By James Slater - 08/07/2017 - Comments

Twenty years ago today, all-time great Roy Jones Junior had a point to prove, and, boy, did an angered Jones prove it in ferocious fashion! The 28 year old star and pound-for-pound king had controversially lost both his light-heavyweight title and his unbeaten record in March of 1997, when big underdog (who wasn’t a big underdog when facing this, the peak Jones!) Montell Griffin scored the most controversial win of the year.

Jones, who had been pushed hard by Griffin, finding himself having the toughest fight of his career to date, cracked Griffin as he was half up/half down after taking a knee whilst under pressure in the 9th-round. Jones belted his kneeling target with a right-left combo to the head; Griffin left face-first on the mat. Initially, Jones thought he had won the fight via KO, but he was instead, sensationally, disqualified.

Though appeals were filed by the Jones camp, Griffin – a very good, unbeaten fighter who had twice beaten the great James Toney via close decision – saw his win stand. Jones, who many fans felt would never lose, was now 34-1. 26 year old Griffin was now 27-0.

But retribution would be swift in coming, and how Jones was to prove his greatness in achieving it.

The rematch was made and Jones, mad as hell over losing, brought out his other self, his devil. Dubbed “Unfinished Business,” the rematch was no match at all. Mere seconds in, a fired up, extremely motivated Jones scored a knockdown, catching Griffin with a left hook that sent him into the ropes.

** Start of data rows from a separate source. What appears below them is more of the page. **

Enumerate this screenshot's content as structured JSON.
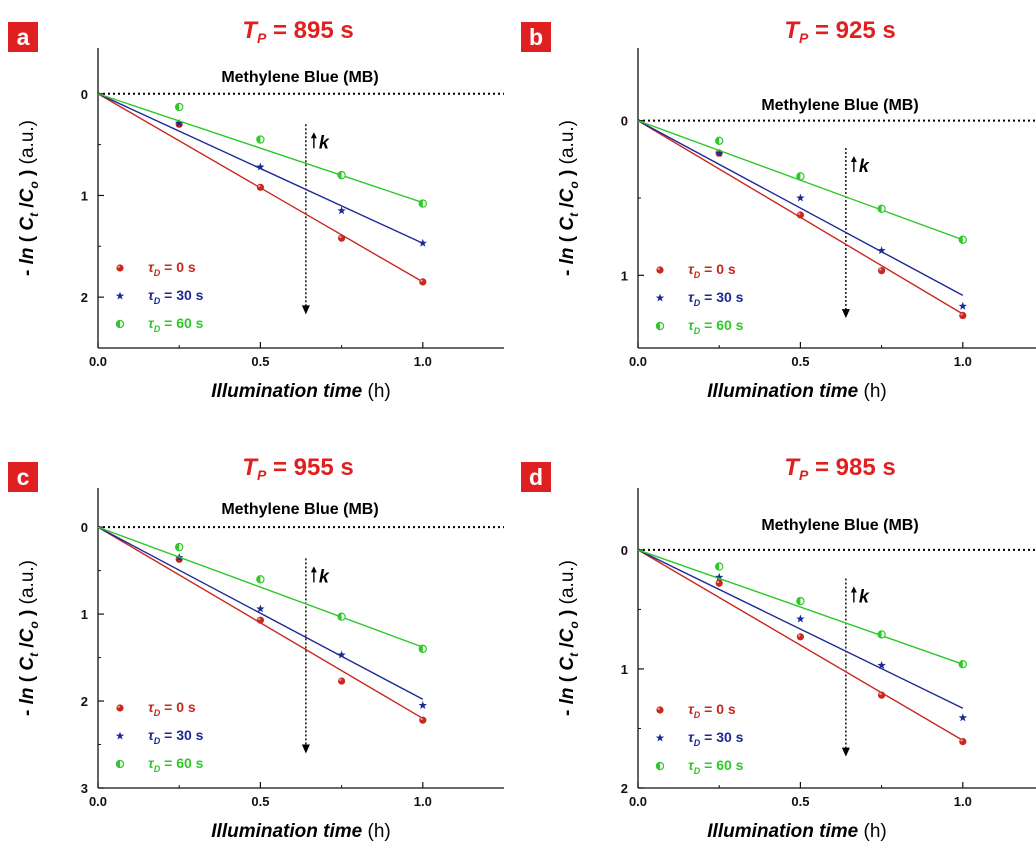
{
  "colors": {
    "tau0": "#c8281e",
    "tau30": "#1c2a96",
    "tau60": "#2ec82a",
    "title": "#e02020",
    "letter_bg": "#e02020",
    "axis": "#111111"
  },
  "chart_data": [
    {
      "type": "scatter",
      "panel": "a",
      "title_prefix": "T",
      "title_sub": "P",
      "title_value": "= 895 s",
      "annotation": "Methylene Blue (MB)",
      "k_label": "k",
      "xlabel": "Illumination time",
      "xlabel_unit": "(h)",
      "ylabel_pre": "- ",
      "ylabel_ln": "ln",
      "ylabel_open": " ( ",
      "ylabel_c1": "C",
      "ylabel_c1_sub": "t",
      "ylabel_slash": " /",
      "ylabel_c2": "C",
      "ylabel_c2_sub": "o",
      "ylabel_close": " )",
      "ylabel_unit": " (a.u.)",
      "xlim": [
        0,
        1.25
      ],
      "ylim": [
        2.5,
        -0.45
      ],
      "xticks": [
        0,
        0.5,
        1.0
      ],
      "xtick_labels": [
        "0.0",
        "0.5",
        "1.0"
      ],
      "yticks": [
        0,
        1,
        2
      ],
      "ytick_labels": [
        "0",
        "1",
        "2"
      ],
      "series": [
        {
          "name_prefix": "τ",
          "name_sub": "D",
          "name_value": "= 0 s",
          "marker": "circle",
          "x": [
            0.25,
            0.5,
            0.75,
            1.0
          ],
          "y": [
            0.3,
            0.92,
            1.42,
            1.85
          ],
          "fit": [
            0,
            1.85
          ]
        },
        {
          "name_prefix": "τ",
          "name_sub": "D",
          "name_value": "= 30 s",
          "marker": "star",
          "x": [
            0.25,
            0.5,
            0.75,
            1.0
          ],
          "y": [
            0.29,
            0.72,
            1.15,
            1.47
          ],
          "fit": [
            0,
            1.47
          ]
        },
        {
          "name_prefix": "τ",
          "name_sub": "D",
          "name_value": "= 60 s",
          "marker": "half",
          "x": [
            0.25,
            0.5,
            0.75,
            1.0
          ],
          "y": [
            0.13,
            0.45,
            0.8,
            1.08
          ],
          "fit": [
            0,
            1.07
          ]
        }
      ]
    },
    {
      "type": "scatter",
      "panel": "b",
      "title_prefix": "T",
      "title_sub": "P",
      "title_value": "= 925 s",
      "annotation": "Methylene Blue (MB)",
      "k_label": "k",
      "xlabel": "Illumination time",
      "xlabel_unit": "(h)",
      "ylabel_pre": "- ",
      "ylabel_ln": "ln",
      "ylabel_open": " ( ",
      "ylabel_c1": "C",
      "ylabel_c1_sub": "t",
      "ylabel_slash": " /",
      "ylabel_c2": "C",
      "ylabel_c2_sub": "o",
      "ylabel_close": " )",
      "ylabel_unit": " (a.u.)",
      "xlim": [
        0,
        1.25
      ],
      "ylim": [
        1.47,
        -0.47
      ],
      "xticks": [
        0,
        0.5,
        1.0
      ],
      "xtick_labels": [
        "0.0",
        "0.5",
        "1.0"
      ],
      "yticks": [
        0,
        1
      ],
      "ytick_labels": [
        "0",
        "1"
      ],
      "series": [
        {
          "name_prefix": "τ",
          "name_sub": "D",
          "name_value": "= 0 s",
          "marker": "circle",
          "x": [
            0.25,
            0.5,
            0.75,
            1.0
          ],
          "y": [
            0.21,
            0.61,
            0.97,
            1.26
          ],
          "fit": [
            0,
            1.25
          ]
        },
        {
          "name_prefix": "τ",
          "name_sub": "D",
          "name_value": "= 30 s",
          "marker": "star",
          "x": [
            0.25,
            0.5,
            0.75,
            1.0
          ],
          "y": [
            0.21,
            0.5,
            0.84,
            1.2
          ],
          "fit": [
            0,
            1.13
          ]
        },
        {
          "name_prefix": "τ",
          "name_sub": "D",
          "name_value": "= 60 s",
          "marker": "half",
          "x": [
            0.25,
            0.5,
            0.75,
            1.0
          ],
          "y": [
            0.13,
            0.36,
            0.57,
            0.77
          ],
          "fit": [
            0,
            0.77
          ]
        }
      ]
    },
    {
      "type": "scatter",
      "panel": "c",
      "title_prefix": "T",
      "title_sub": "P",
      "title_value": "= 955 s",
      "annotation": "Methylene Blue (MB)",
      "k_label": "k",
      "xlabel": "Illumination time",
      "xlabel_unit": "(h)",
      "ylabel_pre": "- ",
      "ylabel_ln": "ln",
      "ylabel_open": " ( ",
      "ylabel_c1": "C",
      "ylabel_c1_sub": "t",
      "ylabel_slash": " /",
      "ylabel_c2": "C",
      "ylabel_c2_sub": "o",
      "ylabel_close": " )",
      "ylabel_unit": " (a.u.)",
      "xlim": [
        0,
        1.25
      ],
      "ylim": [
        3.0,
        -0.45
      ],
      "xticks": [
        0,
        0.5,
        1.0
      ],
      "xtick_labels": [
        "0.0",
        "0.5",
        "1.0"
      ],
      "yticks": [
        0,
        1,
        2,
        3
      ],
      "ytick_labels": [
        "0",
        "1",
        "2",
        "3"
      ],
      "series": [
        {
          "name_prefix": "τ",
          "name_sub": "D",
          "name_value": "= 0 s",
          "marker": "circle",
          "x": [
            0.25,
            0.5,
            0.75,
            1.0
          ],
          "y": [
            0.37,
            1.07,
            1.77,
            2.22
          ],
          "fit": [
            0,
            2.2
          ]
        },
        {
          "name_prefix": "τ",
          "name_sub": "D",
          "name_value": "= 30 s",
          "marker": "star",
          "x": [
            0.25,
            0.5,
            0.75,
            1.0
          ],
          "y": [
            0.35,
            0.94,
            1.47,
            2.05
          ],
          "fit": [
            0,
            1.98
          ]
        },
        {
          "name_prefix": "τ",
          "name_sub": "D",
          "name_value": "= 60 s",
          "marker": "half",
          "x": [
            0.25,
            0.5,
            0.75,
            1.0
          ],
          "y": [
            0.23,
            0.6,
            1.03,
            1.4
          ],
          "fit": [
            0,
            1.38
          ]
        }
      ]
    },
    {
      "type": "scatter",
      "panel": "d",
      "title_prefix": "T",
      "title_sub": "P",
      "title_value": "= 985 s",
      "annotation": "Methylene Blue (MB)",
      "k_label": "k",
      "xlabel": "Illumination time",
      "xlabel_unit": "(h)",
      "ylabel_pre": "- ",
      "ylabel_ln": "ln",
      "ylabel_open": " ( ",
      "ylabel_c1": "C",
      "ylabel_c1_sub": "t",
      "ylabel_slash": " /",
      "ylabel_c2": "C",
      "ylabel_c2_sub": "o",
      "ylabel_close": " )",
      "ylabel_unit": " (a.u.)",
      "xlim": [
        0,
        1.25
      ],
      "ylim": [
        2.0,
        -0.52
      ],
      "xticks": [
        0,
        0.5,
        1.0
      ],
      "xtick_labels": [
        "0.0",
        "0.5",
        "1.0"
      ],
      "yticks": [
        0,
        1,
        2
      ],
      "ytick_labels": [
        "0",
        "1",
        "2"
      ],
      "series": [
        {
          "name_prefix": "τ",
          "name_sub": "D",
          "name_value": "= 0 s",
          "marker": "circle",
          "x": [
            0.25,
            0.5,
            0.75,
            1.0
          ],
          "y": [
            0.28,
            0.73,
            1.22,
            1.61
          ],
          "fit": [
            0,
            1.6
          ]
        },
        {
          "name_prefix": "τ",
          "name_sub": "D",
          "name_value": "= 30 s",
          "marker": "star",
          "x": [
            0.25,
            0.5,
            0.75,
            1.0
          ],
          "y": [
            0.23,
            0.58,
            0.97,
            1.41
          ],
          "fit": [
            0,
            1.33
          ]
        },
        {
          "name_prefix": "τ",
          "name_sub": "D",
          "name_value": "= 60 s",
          "marker": "half",
          "x": [
            0.25,
            0.5,
            0.75,
            1.0
          ],
          "y": [
            0.14,
            0.43,
            0.71,
            0.96
          ],
          "fit": [
            0,
            0.96
          ]
        }
      ]
    }
  ]
}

Now stalking his prey, Jones’ left hand proved to be utterly destructive with just over 30-seconds left in the opening session. Jumping in with a blistering left hook, Jones knocked Griffin down for a second time. This time, his equilibrium completely blasted, Griffin fell in spectacular fashion, and then he fell again; all over the ring.

His legs totally gone, Griffin was simply wiped out on this occasion. It was a chilling, ruthless and hugely impressive display of punching power and speed. These two 175-pounders were now 1-1, but there was no need for a rubber-match, so superior had Jones proven himself to be this time.

Some people point to Jones’ great win over heavyweight John Ruiz, others to Jones’ wide decision win over Toney, but many other people say the Jones of 20 years ago today put on his career-finest performance. This version of Jones WAS unbeatable.